Pero agregado a esto, el microcuento tiene un tono burlesco de este amor sublime quevedesco ya que el amor presentado por Elphick es de corte sexual.
En segundo lugar, y lo más interesante del fenómeno intertextual, es que ambos autores juegan con el lenguaje connotativo. En primera instancia, Quevedo asume ese “polvo” enamorado como huesos desechos (cuando los humanos morimos sólo queda el polvo del rastro físico de lo que alguna vez fuimos) y que aún siguen amando. Pero la autora del microcuento, toma también el elemento connotativo sólo que lo aterriza a su sociedad contextual: la chilena. Entonces la palabra “polvo” como la mayoría de los chilenos la utiliza, ella la usará también para nombrar una relación de tipo sexual.

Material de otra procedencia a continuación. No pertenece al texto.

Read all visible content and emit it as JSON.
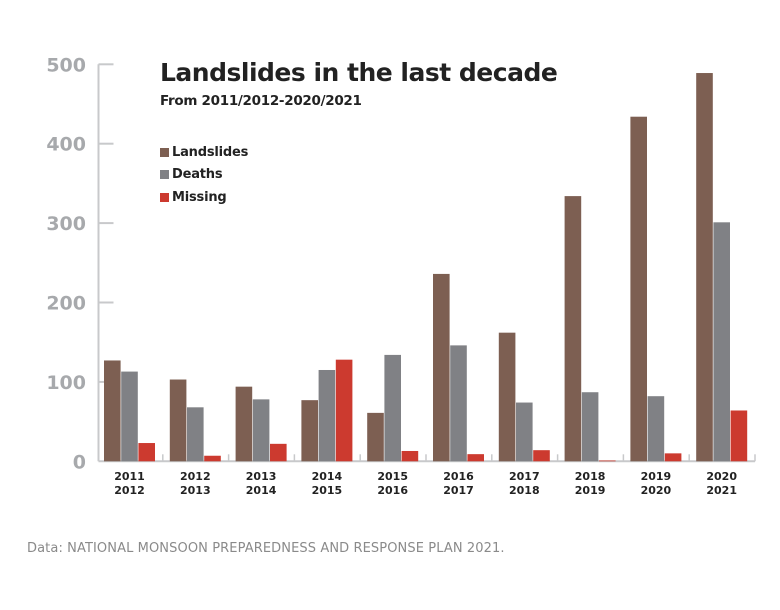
{
  "chart_data": {
    "type": "bar",
    "title": "Landslides in the last decade",
    "subtitle": "From 2011/2012-2020/2021",
    "xlabel": "",
    "ylabel": "",
    "ylim": [
      0,
      500
    ],
    "yticks": [
      0,
      100,
      200,
      300,
      400,
      500
    ],
    "grid": false,
    "legend_position": "top-left",
    "categories": [
      [
        "2011",
        "2012"
      ],
      [
        "2012",
        "2013"
      ],
      [
        "2013",
        "2014"
      ],
      [
        "2014",
        "2015"
      ],
      [
        "2015",
        "2016"
      ],
      [
        "2016",
        "2017"
      ],
      [
        "2017",
        "2018"
      ],
      [
        "2018",
        "2019"
      ],
      [
        "2019",
        "2020"
      ],
      [
        "2020",
        "2021"
      ]
    ],
    "series": [
      {
        "name": "Landslides",
        "color": "#7d5f52",
        "values": [
          127,
          103,
          94,
          77,
          61,
          236,
          162,
          334,
          434,
          489
        ]
      },
      {
        "name": "Deaths",
        "color": "#808185",
        "values": [
          113,
          68,
          78,
          115,
          134,
          146,
          74,
          87,
          82,
          301
        ]
      },
      {
        "name": "Missing",
        "color": "#cc3a2f",
        "values": [
          23,
          7,
          22,
          128,
          13,
          9,
          14,
          1,
          10,
          64
        ]
      }
    ]
  },
  "footer": {
    "source": "Data: NATIONAL MONSOON PREPAREDNESS AND RESPONSE PLAN 2021."
  }
}
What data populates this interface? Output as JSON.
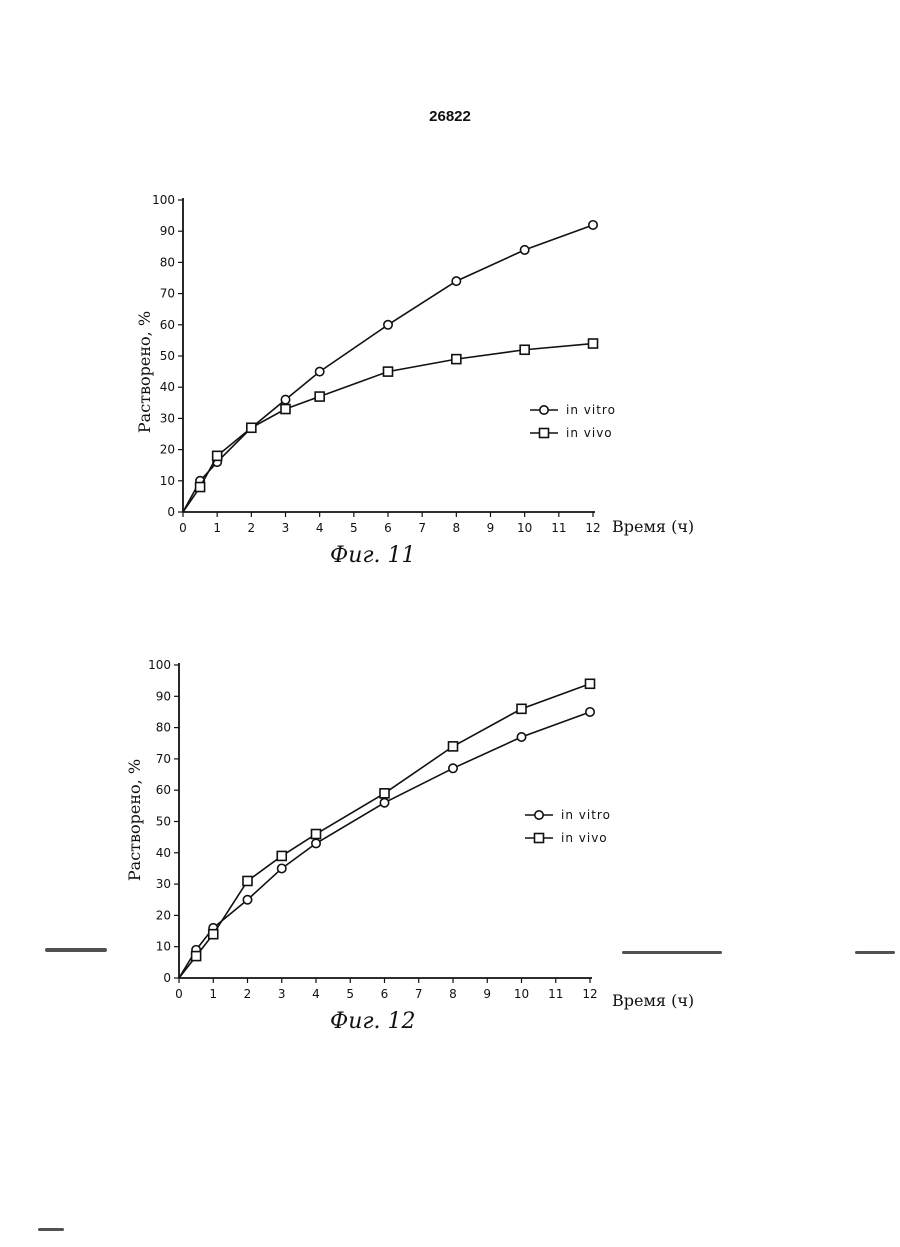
{
  "page_number": "26822",
  "legend_labels": {
    "in_vitro": "in vitro",
    "in_vivo": "in vivo"
  },
  "chart_data": [
    {
      "type": "line",
      "caption": "Фиг. 11",
      "ylabel": "Растворено, %",
      "xlabel": "Время (ч)",
      "xlim": [
        0,
        12
      ],
      "ylim": [
        0,
        100
      ],
      "x_ticks": [
        0,
        1,
        2,
        3,
        4,
        5,
        6,
        7,
        8,
        9,
        10,
        11,
        12
      ],
      "y_ticks": [
        0,
        10,
        20,
        30,
        40,
        50,
        60,
        70,
        80,
        90,
        100
      ],
      "legend_position": "right-middle",
      "series": [
        {
          "name": "in vitro",
          "marker": "circle",
          "x": [
            0,
            0.5,
            1,
            2,
            3,
            4,
            6,
            8,
            10,
            12
          ],
          "y": [
            0,
            10,
            16,
            27,
            36,
            45,
            60,
            74,
            84,
            92
          ]
        },
        {
          "name": "in vivo",
          "marker": "square",
          "x": [
            0,
            0.5,
            1,
            2,
            3,
            4,
            6,
            8,
            10,
            12
          ],
          "y": [
            0,
            8,
            18,
            27,
            33,
            37,
            45,
            49,
            52,
            54
          ]
        }
      ]
    },
    {
      "type": "line",
      "caption": "Фиг. 12",
      "ylabel": "Растворено, %",
      "xlabel": "Время (ч)",
      "xlim": [
        0,
        12
      ],
      "ylim": [
        0,
        100
      ],
      "x_ticks": [
        0,
        1,
        2,
        3,
        4,
        5,
        6,
        7,
        8,
        9,
        10,
        11,
        12
      ],
      "y_ticks": [
        0,
        10,
        20,
        30,
        40,
        50,
        60,
        70,
        80,
        90,
        100
      ],
      "legend_position": "right-middle",
      "series": [
        {
          "name": "in vitro",
          "marker": "circle",
          "x": [
            0,
            0.5,
            1,
            2,
            3,
            4,
            6,
            8,
            10,
            12
          ],
          "y": [
            0,
            9,
            16,
            25,
            35,
            43,
            56,
            67,
            77,
            85
          ]
        },
        {
          "name": "in vivo",
          "marker": "square",
          "x": [
            0,
            0.5,
            1,
            2,
            3,
            4,
            6,
            8,
            10,
            12
          ],
          "y": [
            0,
            7,
            14,
            31,
            39,
            46,
            59,
            74,
            86,
            94
          ]
        }
      ]
    }
  ]
}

Además la otra connotación de idiosincrasia chilena es la utilización de la palabra “Pelá” aludiendo a la muerte.
Todo esto me lleva a pensar que el microcuento de Elphick es una concreta asimilación de cómo el lector chileno toma lo clásico. Es un elemento casi cultural y masivo el burlarse, el tomar el doble sentido en las apreciaciones y buscarle otras denotaciones a las palabras, es nuestra forma de descansar y relajarnos con respecto a lo clásico, es no tomarse tan en serio lo serio y reír de lo que otros no harían. El chileno es así… serio cuando quiere y burlón todo el tiempo.

En:
Resurrección
***
Nota: Agradezco a Carolina su interesante análisis sobre mi microcuento, incluido en el volumen Ojo Travieso, pronto a ser publicado con el apoyo del Consejo Nacional del Libro y la Lectura, Santiago de Chile.